The new social network doesn't really have a purpose

Dec 5, 2012 12:18 GMT  ·  By

Socl, Microsoft's latest foray into the social networking world is here. Microsoft has been working on it for over a year and it's now finally ready for everyone to join. It's gotten a few updates along the way and the latest puts a lot of emphasis on the visual aspects.

It borrows from the Windows 8 look, but the first impression you'll get is that this is Pinterest, but a bit more chaotic.

Because that's what the team behind it finally settled on, after trying to determine exactly what Socl is for.

The gist of it is that you can create posts, a collage of images and links, about any topic you want. It goes beyond what Pinterest does, but there's one big caveat, you can only add content from Bing searches.

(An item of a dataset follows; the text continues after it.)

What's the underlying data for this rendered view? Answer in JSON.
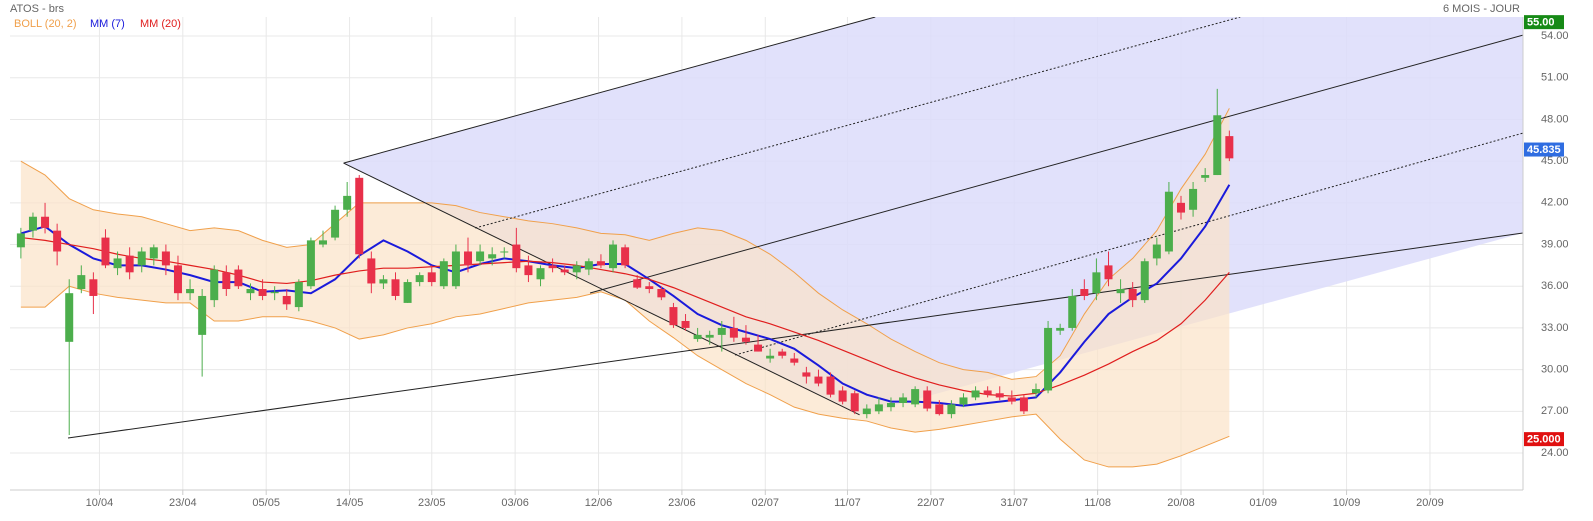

To create a new post, you search for whatever it is you want to post about and then add the links and photos Bing serves to the post.

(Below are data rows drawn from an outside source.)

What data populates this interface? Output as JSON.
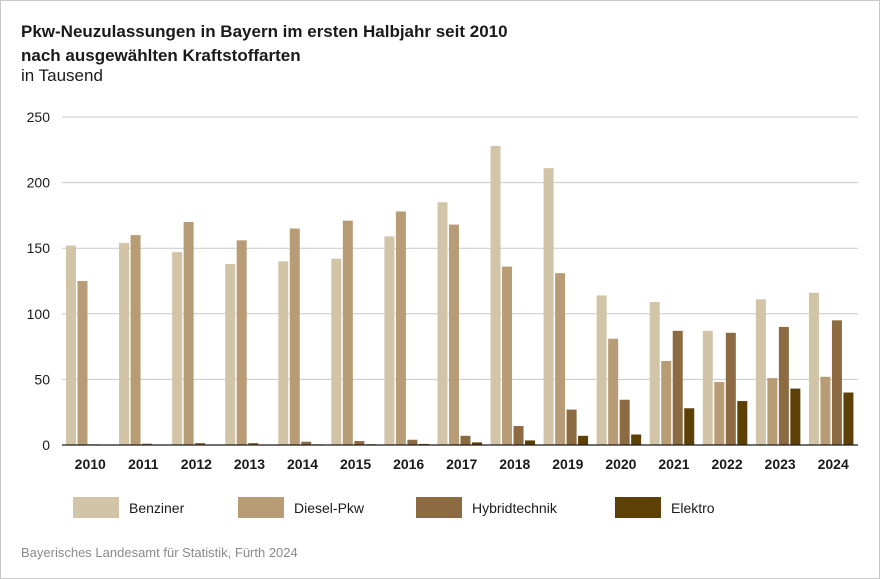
{
  "header": {
    "title_line1": "Pkw-Neuzulassungen in Bayern im ersten Halbjahr seit 2010",
    "title_line2": "nach ausgewählten Kraftstoffarten",
    "unit": "in Tausend"
  },
  "footer": {
    "source": "Bayerisches Landesamt für Statistik, Fürth 2024"
  },
  "chart_data": {
    "type": "bar",
    "title": "Pkw-Neuzulassungen in Bayern im ersten Halbjahr seit 2010",
    "subtitle": "nach ausgewählten Kraftstoffarten",
    "ylabel": "in Tausend",
    "xlabel": "",
    "ylim": [
      0,
      250
    ],
    "yticks": [
      0,
      50,
      100,
      150,
      200,
      250
    ],
    "grid": true,
    "legend_position": "bottom",
    "categories": [
      "2010",
      "2011",
      "2012",
      "2013",
      "2014",
      "2015",
      "2016",
      "2017",
      "2018",
      "2019",
      "2020",
      "2021",
      "2022",
      "2023",
      "2024"
    ],
    "series": [
      {
        "name": "Benziner",
        "color": "#d2c4a6",
        "values": [
          152,
          154,
          147,
          138,
          140,
          142,
          159,
          185,
          228,
          211,
          114,
          109,
          87,
          111,
          116
        ]
      },
      {
        "name": "Diesel-Pkw",
        "color": "#b89c76",
        "values": [
          125,
          160,
          170,
          156,
          165,
          171,
          178,
          168,
          136,
          131,
          81,
          64,
          48,
          51,
          52
        ]
      },
      {
        "name": "Hybridtechnik",
        "color": "#8c6a42",
        "values": [
          0.5,
          1,
          1.5,
          1.5,
          2.5,
          3,
          4,
          7,
          14.5,
          27,
          34.5,
          87,
          85.5,
          90,
          95
        ]
      },
      {
        "name": "Elektro",
        "color": "#5c4006",
        "values": [
          0,
          0.2,
          0.3,
          0.4,
          0.5,
          0.6,
          0.8,
          2,
          3.5,
          7,
          8,
          28,
          33.5,
          43,
          40
        ]
      }
    ]
  }
}
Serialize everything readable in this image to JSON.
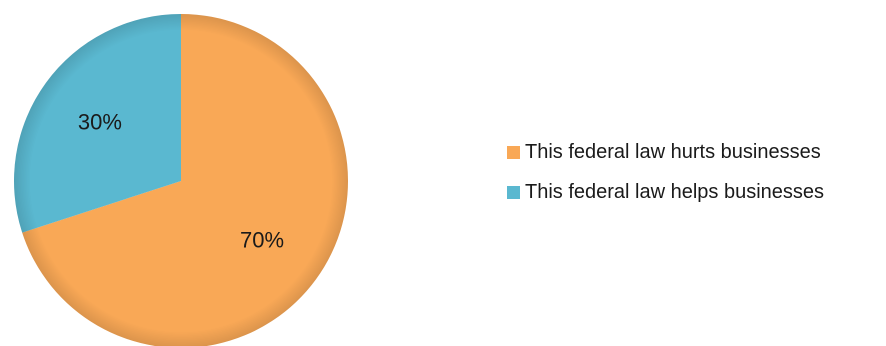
{
  "chart_data": {
    "type": "pie",
    "title": "",
    "slices": [
      {
        "label": "This federal law hurts businesses",
        "value": 70,
        "display": "70%",
        "color": "#F9A856"
      },
      {
        "label": "This federal law helps businesses",
        "value": 30,
        "display": "30%",
        "color": "#5AB8D0"
      }
    ],
    "legend_position": "right"
  }
}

It's a good idea since you'd be using a search engine to find the stuff you'd want to add anyway.

On Pinterest, many of the images are plucked straight from Google Image Search. In practice though, it's very limiting as you have to stick with what Bing provides.

There seems to have been another option, the socl bookmarklet, which you can imagine worked just like the Pinterest bookmarklet and would have enabled you to start a post from any web page, but it's not working for now, possibly forever.

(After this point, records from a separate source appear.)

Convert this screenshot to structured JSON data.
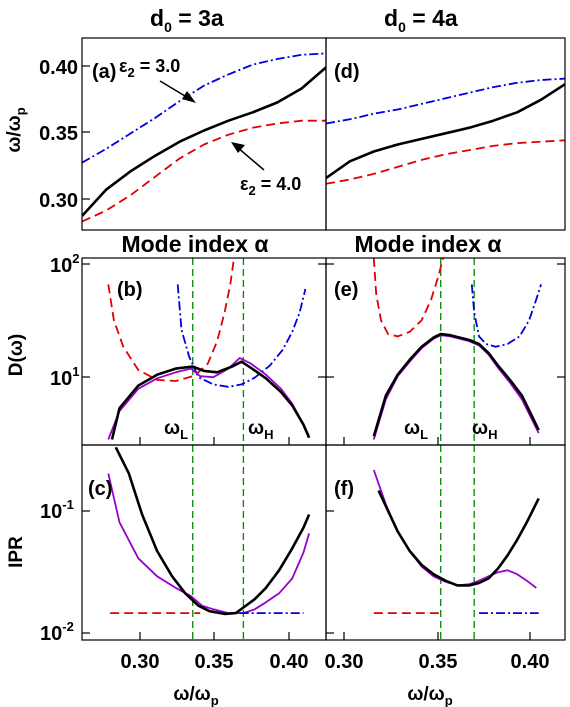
{
  "figure": {
    "column_titles": [
      {
        "main": "d",
        "sub": "0",
        "rest": " = 3a"
      },
      {
        "main": "d",
        "sub": "0",
        "rest": " = 4a"
      }
    ],
    "row_labels": {
      "top": {
        "main": "ω/ω",
        "sub": "p"
      },
      "middle": "D(ω)",
      "bottom": "IPR"
    },
    "middle_xlabel": "Mode index  α",
    "bottom_xlabel": {
      "main": "ω/ω",
      "sub": "p"
    },
    "panel_labels": [
      "(a)",
      "(b)",
      "(c)",
      "(d)",
      "(e)",
      "(f)"
    ],
    "annotations": {
      "eps_top": {
        "main": "ε",
        "sub": "2",
        "rest": " = 3.0"
      },
      "eps_bottom": {
        "main": "ε",
        "sub": "2",
        "rest": " = 4.0"
      },
      "omega_L": {
        "main": "ω",
        "sub": "L"
      },
      "omega_H": {
        "main": "ω",
        "sub": "H"
      }
    },
    "y_ticks_top": [
      "0.40",
      "0.35",
      "0.30"
    ],
    "y_ticks_middle": [
      {
        "base": "10",
        "exp": "2"
      },
      {
        "base": "10",
        "exp": "1"
      }
    ],
    "y_ticks_bottom": [
      {
        "base": "10",
        "exp": "-1"
      },
      {
        "base": "10",
        "exp": "-2"
      }
    ],
    "x_ticks_left": [
      "0.30",
      "0.35",
      "0.40"
    ],
    "x_ticks_right": [
      "0.30",
      "0.35",
      "0.40"
    ]
  },
  "colors": {
    "black": "#000000",
    "red": "#e00000",
    "blue": "#0000dd",
    "purple": "#9900cc",
    "green": "#008800"
  },
  "chart_data": [
    {
      "panel": "(a)",
      "type": "line",
      "ylim": [
        0.283,
        0.42
      ],
      "xlim": [
        0,
        1
      ],
      "series": [
        {
          "name": "ε2 = 3.0",
          "color": "blue",
          "style": "dashdot",
          "x": [
            0,
            0.1,
            0.2,
            0.3,
            0.4,
            0.5,
            0.6,
            0.7,
            0.8,
            0.9,
            1.0
          ],
          "y": [
            0.331,
            0.341,
            0.352,
            0.363,
            0.375,
            0.386,
            0.394,
            0.401,
            0.405,
            0.408,
            0.409
          ]
        },
        {
          "name": "",
          "color": "black",
          "style": "solid",
          "x": [
            0,
            0.1,
            0.2,
            0.3,
            0.4,
            0.5,
            0.6,
            0.7,
            0.8,
            0.9,
            1.0
          ],
          "y": [
            0.293,
            0.312,
            0.325,
            0.336,
            0.346,
            0.354,
            0.361,
            0.367,
            0.374,
            0.384,
            0.399
          ]
        },
        {
          "name": "ε2 = 4.0",
          "color": "red",
          "style": "dashed",
          "x": [
            0,
            0.1,
            0.2,
            0.3,
            0.4,
            0.5,
            0.6,
            0.7,
            0.8,
            0.9,
            1.0
          ],
          "y": [
            0.289,
            0.297,
            0.308,
            0.321,
            0.334,
            0.344,
            0.351,
            0.356,
            0.359,
            0.361,
            0.361
          ]
        }
      ]
    },
    {
      "panel": "(d)",
      "type": "line",
      "ylim": [
        0.283,
        0.42
      ],
      "xlim": [
        0,
        1
      ],
      "series": [
        {
          "name": "",
          "color": "blue",
          "style": "dashdot",
          "x": [
            0,
            0.1,
            0.2,
            0.3,
            0.4,
            0.5,
            0.6,
            0.7,
            0.8,
            0.9,
            1.0
          ],
          "y": [
            0.359,
            0.362,
            0.366,
            0.369,
            0.373,
            0.377,
            0.381,
            0.385,
            0.388,
            0.39,
            0.391
          ]
        },
        {
          "name": "",
          "color": "black",
          "style": "solid",
          "x": [
            0,
            0.1,
            0.2,
            0.3,
            0.4,
            0.5,
            0.6,
            0.7,
            0.8,
            0.9,
            1.0
          ],
          "y": [
            0.32,
            0.332,
            0.339,
            0.344,
            0.348,
            0.352,
            0.356,
            0.361,
            0.367,
            0.376,
            0.387
          ]
        },
        {
          "name": "",
          "color": "red",
          "style": "dashed",
          "x": [
            0,
            0.1,
            0.2,
            0.3,
            0.4,
            0.5,
            0.6,
            0.7,
            0.8,
            0.9,
            1.0
          ],
          "y": [
            0.316,
            0.319,
            0.323,
            0.328,
            0.333,
            0.337,
            0.34,
            0.343,
            0.345,
            0.346,
            0.347
          ]
        }
      ]
    },
    {
      "panel": "(b)",
      "type": "line",
      "yscale": "log",
      "ylim": [
        2.7,
        100
      ],
      "xlim": [
        0.28,
        0.41
      ],
      "vlines": [
        0.339,
        0.366
      ],
      "series": [
        {
          "name": "",
          "color": "red",
          "style": "dashed",
          "x": [
            0.294,
            0.297,
            0.302,
            0.31,
            0.32,
            0.33,
            0.34,
            0.347,
            0.352,
            0.356,
            0.359,
            0.361
          ],
          "y": [
            60,
            30,
            18,
            11.5,
            9.5,
            9.3,
            10.3,
            13,
            20,
            35,
            60,
            100
          ]
        },
        {
          "name": "",
          "color": "blue",
          "style": "dashdot",
          "x": [
            0.331,
            0.333,
            0.337,
            0.342,
            0.35,
            0.358,
            0.365,
            0.372,
            0.38,
            0.387,
            0.392,
            0.396,
            0.399
          ],
          "y": [
            60,
            25,
            15,
            10,
            8.7,
            8.3,
            8.7,
            9.9,
            12.5,
            17,
            24,
            35,
            55
          ]
        },
        {
          "name": "",
          "color": "purple",
          "style": "solid",
          "x": [
            0.294,
            0.3,
            0.31,
            0.32,
            0.33,
            0.338,
            0.343,
            0.35,
            0.358,
            0.364,
            0.37,
            0.378,
            0.386,
            0.392,
            0.398,
            0.401
          ],
          "y": [
            3.0,
            5.2,
            8.0,
            9.8,
            11.0,
            11.8,
            10.2,
            10.0,
            11.8,
            14.5,
            13.0,
            10.5,
            8.0,
            6.0,
            4.0,
            3.2
          ]
        },
        {
          "name": "",
          "color": "black",
          "style": "solid",
          "x": [
            0.296,
            0.3,
            0.31,
            0.32,
            0.33,
            0.339,
            0.345,
            0.352,
            0.36,
            0.365,
            0.37,
            0.378,
            0.386,
            0.392,
            0.398,
            0.401
          ],
          "y": [
            3.0,
            5.5,
            8.5,
            10.5,
            11.8,
            12.3,
            11.3,
            11.0,
            12.3,
            13.5,
            12.0,
            9.8,
            7.5,
            5.8,
            4.0,
            3.1
          ]
        }
      ]
    },
    {
      "panel": "(e)",
      "type": "line",
      "yscale": "log",
      "ylim": [
        2.7,
        100
      ],
      "xlim": [
        0.3,
        0.4
      ],
      "vlines": [
        0.348,
        0.362
      ],
      "series": [
        {
          "name": "",
          "color": "red",
          "style": "dashed",
          "x": [
            0.32,
            0.321,
            0.323,
            0.326,
            0.33,
            0.335,
            0.34,
            0.344,
            0.347,
            0.349
          ],
          "y": [
            100,
            50,
            30,
            23,
            22,
            24,
            30,
            45,
            70,
            100
          ]
        },
        {
          "name": "",
          "color": "blue",
          "style": "dashdot",
          "x": [
            0.361,
            0.362,
            0.364,
            0.367,
            0.371,
            0.376,
            0.381,
            0.385,
            0.388,
            0.39
          ],
          "y": [
            60,
            35,
            22,
            19,
            18,
            19,
            22,
            30,
            45,
            60
          ]
        },
        {
          "name": "",
          "color": "purple",
          "style": "solid",
          "x": [
            0.32,
            0.325,
            0.33,
            0.335,
            0.34,
            0.345,
            0.348,
            0.352,
            0.356,
            0.36,
            0.364,
            0.368,
            0.372,
            0.377,
            0.382,
            0.386,
            0.389
          ],
          "y": [
            3.0,
            6.5,
            10.2,
            13.5,
            17.5,
            21,
            22.5,
            22,
            21,
            20,
            18.5,
            15.5,
            12,
            9,
            6.5,
            4.5,
            3.4
          ]
        },
        {
          "name": "",
          "color": "black",
          "style": "solid",
          "x": [
            0.32,
            0.325,
            0.33,
            0.335,
            0.34,
            0.345,
            0.348,
            0.352,
            0.356,
            0.36,
            0.364,
            0.368,
            0.372,
            0.377,
            0.382,
            0.386,
            0.389
          ],
          "y": [
            3.2,
            7,
            10.5,
            14,
            18,
            21.5,
            23,
            22.5,
            21.5,
            20.5,
            19,
            16,
            12.5,
            9.5,
            7,
            4.8,
            3.6
          ]
        }
      ]
    },
    {
      "panel": "(c)",
      "type": "line",
      "yscale": "log",
      "ylim": [
        0.0095,
        0.26
      ],
      "xlim": [
        0.28,
        0.41
      ],
      "vlines": [
        0.339,
        0.366
      ],
      "series": [
        {
          "name": "",
          "color": "purple",
          "style": "solid",
          "x": [
            0.294,
            0.3,
            0.31,
            0.32,
            0.33,
            0.338,
            0.344,
            0.35,
            0.358,
            0.366,
            0.372,
            0.378,
            0.385,
            0.392,
            0.398,
            0.401
          ],
          "y": [
            0.16,
            0.07,
            0.038,
            0.028,
            0.023,
            0.02,
            0.017,
            0.016,
            0.015,
            0.015,
            0.016,
            0.018,
            0.021,
            0.027,
            0.042,
            0.058
          ]
        },
        {
          "name": "",
          "color": "black",
          "style": "solid",
          "x": [
            0.298,
            0.305,
            0.312,
            0.32,
            0.328,
            0.335,
            0.342,
            0.348,
            0.356,
            0.362,
            0.366,
            0.372,
            0.378,
            0.385,
            0.392,
            0.398,
            0.401
          ],
          "y": [
            0.25,
            0.16,
            0.08,
            0.043,
            0.028,
            0.021,
            0.017,
            0.0155,
            0.0148,
            0.015,
            0.0165,
            0.019,
            0.023,
            0.031,
            0.045,
            0.064,
            0.08
          ]
        },
        {
          "name": "",
          "color": "red",
          "style": "dashed",
          "x": [
            0.295,
            0.343
          ],
          "y": [
            0.015,
            0.015
          ]
        },
        {
          "name": "",
          "color": "blue",
          "style": "dashdot",
          "x": [
            0.364,
            0.398
          ],
          "y": [
            0.015,
            0.015
          ]
        }
      ]
    },
    {
      "panel": "(f)",
      "type": "line",
      "yscale": "log",
      "ylim": [
        0.0095,
        0.26
      ],
      "xlim": [
        0.3,
        0.4
      ],
      "vlines": [
        0.348,
        0.362
      ],
      "series": [
        {
          "name": "",
          "color": "purple",
          "style": "solid",
          "x": [
            0.32,
            0.325,
            0.33,
            0.335,
            0.34,
            0.345,
            0.35,
            0.355,
            0.36,
            0.364,
            0.368,
            0.372,
            0.376,
            0.38,
            0.384,
            0.388
          ],
          "y": [
            0.17,
            0.095,
            0.06,
            0.043,
            0.033,
            0.028,
            0.0255,
            0.024,
            0.0245,
            0.026,
            0.028,
            0.03,
            0.031,
            0.029,
            0.026,
            0.023
          ]
        },
        {
          "name": "",
          "color": "black",
          "style": "solid",
          "x": [
            0.322,
            0.326,
            0.33,
            0.335,
            0.34,
            0.345,
            0.35,
            0.355,
            0.36,
            0.364,
            0.368,
            0.372,
            0.376,
            0.38,
            0.384,
            0.389
          ],
          "y": [
            0.12,
            0.085,
            0.06,
            0.043,
            0.034,
            0.029,
            0.026,
            0.024,
            0.024,
            0.025,
            0.027,
            0.032,
            0.04,
            0.052,
            0.07,
            0.105
          ]
        },
        {
          "name": "",
          "color": "red",
          "style": "dashed",
          "x": [
            0.32,
            0.348
          ],
          "y": [
            0.015,
            0.015
          ]
        },
        {
          "name": "",
          "color": "blue",
          "style": "dashdot",
          "x": [
            0.364,
            0.389
          ],
          "y": [
            0.015,
            0.015
          ]
        }
      ]
    }
  ]
}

Overall, there doesn't seem to be a lot of purpose to Socl. It's designed to work like Pinterest, but then it's artificially limited, so it can't actually compete with Pinterest.

But if it's not a Pinterest clone, what's the point? There are a few more features, that seem tacked on at best, like "parties," Microsoft's take on Google+ Hangouts, in a way.

The parties enable several users to watch online videos at the same time. This has nothing to do with the catalogs that are the main function of the site.